Pero nada de esto es suficiente. La falta de autoestima no es proporcional a los logros, ni a las riquezas. Hay ejemplos de personas insignes, reconocidas y hasta poderosas con una baja autoestima. “Lo mejor que debió pasar es que mi madre me estrangulara en el momento mismo de mi nacimiento”, así se expresaba Alfred Nobel en sus memorias. Los premios más importantes del planeta fueron instituidos por este hombre, filántropo eminente y que se sentía, sin embargo, indigno de su propia existencia.

La mejor manera de superar la baja autoestima es conocerse bien a uno mismo. Gnoce te ipsum, conócete a ti mismo, era uno de los pilares básicos de la filosofía socrática, una filosofía que es sabiduría de vida. Una persona que se conoce bien a sí misma tiene una imagen realista, sabe de sus capacidades, de sus habilidades, de sus puntos fuertes; pero sabe también de sus limitaciones, de sus carencias, de sus puntos flacos. Una persona que se conoce bien a sí misma, no cae ni en la prepotencia ni en la humillación. Valora sus logros y es tolerante con sus limitaciones. No se siente ni más ni menos que nadie, sólo diferente. Creo que España necesita una psicoterapia centrada en mejorar su autoestima. Para ello se hacen necesarias algunas medidas entre las cuales deberá estar el conocimiento de nosotros mismos, un conocimiento lo más veraz y profundo, sin mentiras piadosas y sin falsas calumnias. Necesitamos conocer nuestra historia. Una historia veraz que estudien nuestros hijos, una historia real, ni inventada ni manipulada ni falseada. Así, conociéndonos, seremos capaces de potenciar nuestros talentos y vivir serenamente con nuestras limitaciones.

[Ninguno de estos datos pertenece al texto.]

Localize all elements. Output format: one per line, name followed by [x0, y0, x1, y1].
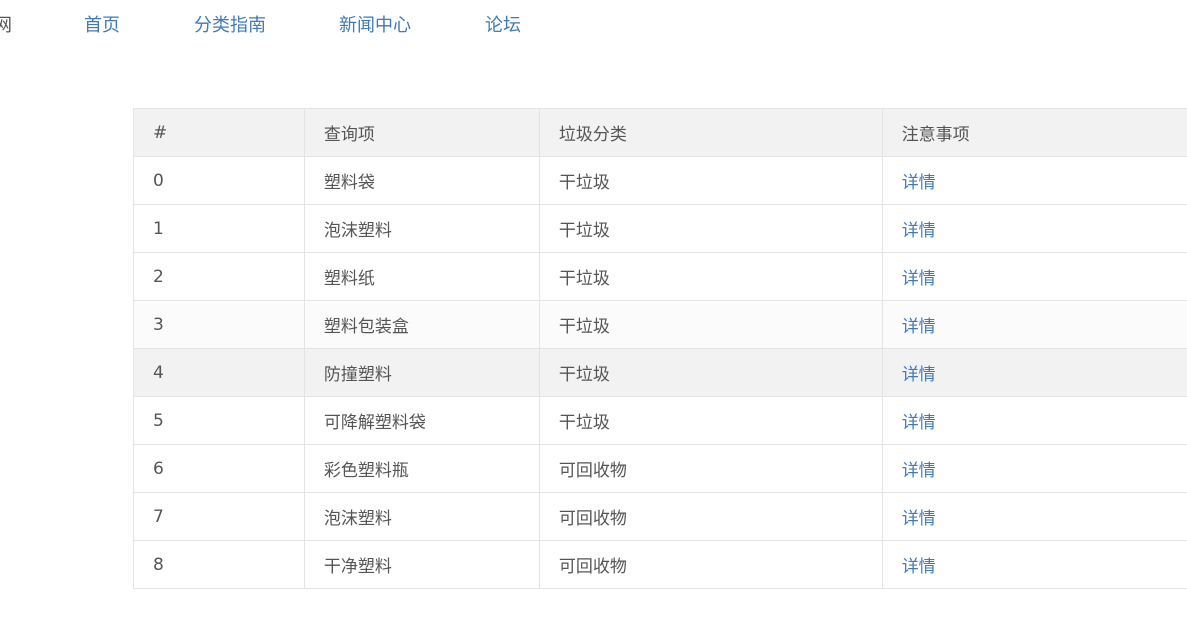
table-row: 2 塑料纸 干垃圾 详情: [133, 252, 1187, 301]
row-item: 可降解塑料袋: [303, 396, 540, 445]
nav-link-home[interactable]: 首页: [84, 13, 120, 39]
nav-link-forum[interactable]: 论坛: [485, 13, 521, 39]
table-row: 8 干净塑料 可回收物 详情: [133, 540, 1187, 589]
details-link[interactable]: 详情: [902, 173, 936, 193]
row-item: 彩色塑料瓶: [303, 444, 540, 493]
page: 网 首页 分类指南 新闻中心 论坛 # 查询项 垃圾分类 注意事项 0 塑料袋 …: [0, 0, 1187, 625]
header-query-item: 查询项: [303, 108, 540, 157]
row-index: 8: [133, 540, 305, 589]
row-item: 泡沫塑料: [303, 492, 540, 541]
row-item: 防撞塑料: [303, 348, 540, 397]
row-category: 可回收物: [538, 444, 883, 493]
header-category: 垃圾分类: [538, 108, 883, 157]
table-header-row: # 查询项 垃圾分类 注意事项: [133, 108, 1187, 157]
row-item: 塑料袋: [303, 156, 540, 205]
row-note-cell: 详情: [881, 252, 1187, 301]
row-category: 干垃圾: [538, 252, 883, 301]
details-link[interactable]: 详情: [902, 221, 936, 241]
row-note-cell: 详情: [881, 348, 1187, 397]
row-index: 5: [133, 396, 305, 445]
table-row: 4 防撞塑料 干垃圾 详情: [133, 348, 1187, 397]
row-index: 7: [133, 492, 305, 541]
row-category: 干垃圾: [538, 156, 883, 205]
results-table: # 查询项 垃圾分类 注意事项 0 塑料袋 干垃圾 详情 1 泡沫塑料 干垃圾 …: [133, 108, 1187, 589]
nav-link-guide[interactable]: 分类指南: [194, 13, 266, 39]
details-link[interactable]: 详情: [902, 413, 936, 433]
row-index: 3: [133, 300, 305, 349]
table-row: 7 泡沫塑料 可回收物 详情: [133, 492, 1187, 541]
row-note-cell: 详情: [881, 204, 1187, 253]
row-note-cell: 详情: [881, 156, 1187, 205]
row-index: 1: [133, 204, 305, 253]
table-row: 3 塑料包装盒 干垃圾 详情: [133, 300, 1187, 349]
row-category: 可回收物: [538, 540, 883, 589]
row-category: 干垃圾: [538, 348, 883, 397]
row-item: 塑料纸: [303, 252, 540, 301]
details-link[interactable]: 详情: [902, 365, 936, 385]
details-link[interactable]: 详情: [902, 557, 936, 577]
details-link[interactable]: 详情: [902, 461, 936, 481]
table-row: 6 彩色塑料瓶 可回收物 详情: [133, 444, 1187, 493]
table-row: 0 塑料袋 干垃圾 详情: [133, 156, 1187, 205]
row-category: 可回收物: [538, 492, 883, 541]
header-notes: 注意事项: [881, 108, 1187, 157]
details-link[interactable]: 详情: [902, 509, 936, 529]
table-header: # 查询项 垃圾分类 注意事项: [133, 108, 1187, 157]
row-index: 4: [133, 348, 305, 397]
row-category: 干垃圾: [538, 204, 883, 253]
row-item: 干净塑料: [303, 540, 540, 589]
table-body: 0 塑料袋 干垃圾 详情 1 泡沫塑料 干垃圾 详情 2 塑料纸 干垃圾 详情 …: [133, 156, 1187, 589]
row-note-cell: 详情: [881, 300, 1187, 349]
row-index: 6: [133, 444, 305, 493]
table-row: 5 可降解塑料袋 干垃圾 详情: [133, 396, 1187, 445]
details-link[interactable]: 详情: [902, 269, 936, 289]
site-brand[interactable]: 网: [0, 13, 12, 39]
row-item: 塑料包装盒: [303, 300, 540, 349]
row-category: 干垃圾: [538, 300, 883, 349]
row-item: 泡沫塑料: [303, 204, 540, 253]
row-index: 2: [133, 252, 305, 301]
nav-link-news[interactable]: 新闻中心: [339, 13, 411, 39]
header-index: #: [133, 108, 305, 157]
table-row: 1 泡沫塑料 干垃圾 详情: [133, 204, 1187, 253]
row-note-cell: 详情: [881, 492, 1187, 541]
row-index: 0: [133, 156, 305, 205]
row-note-cell: 详情: [881, 444, 1187, 493]
row-note-cell: 详情: [881, 396, 1187, 445]
row-category: 干垃圾: [538, 396, 883, 445]
details-link[interactable]: 详情: [902, 317, 936, 337]
row-note-cell: 详情: [881, 540, 1187, 589]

Por cierto, este verano asistimos todos a un respiro en este estado depresivo crónico que padecemos. Fue durante los mundiales de fútbol, hubo entonces un ambiente de sana autoestima y por unas semanas nos sentimos liberados del estado de ánimo depresivo. Los éxitos del deporte español en los últimos años han tenido un valor muy superior a lo estrictamente deportivo, porque supone una cierta terapia, un cierto alivio, ante tanta frustración. El deporte tiene en nuestro mundo una importancia inusitada de la que no somos del todo conscientes. Las competiciones deportivas juegan un papel extraordinario en esta aldea global. Nada hay que convoque a más personas ante el televisor que los Juegos Olímpicos o los Mundiales de Fútbol. También en esto tenemos motivos para sentirnos orgullosos, somos un país con poco más de cuarenta millones de personas y tenemos a la Roja en fútbol y basket, tenemos a Nadal, nuestro es casi siempre el Tour de Francia, y tenemos al Barça y al Madrid o al Madrid y al Barça, que no es lo mismo, pero es igual.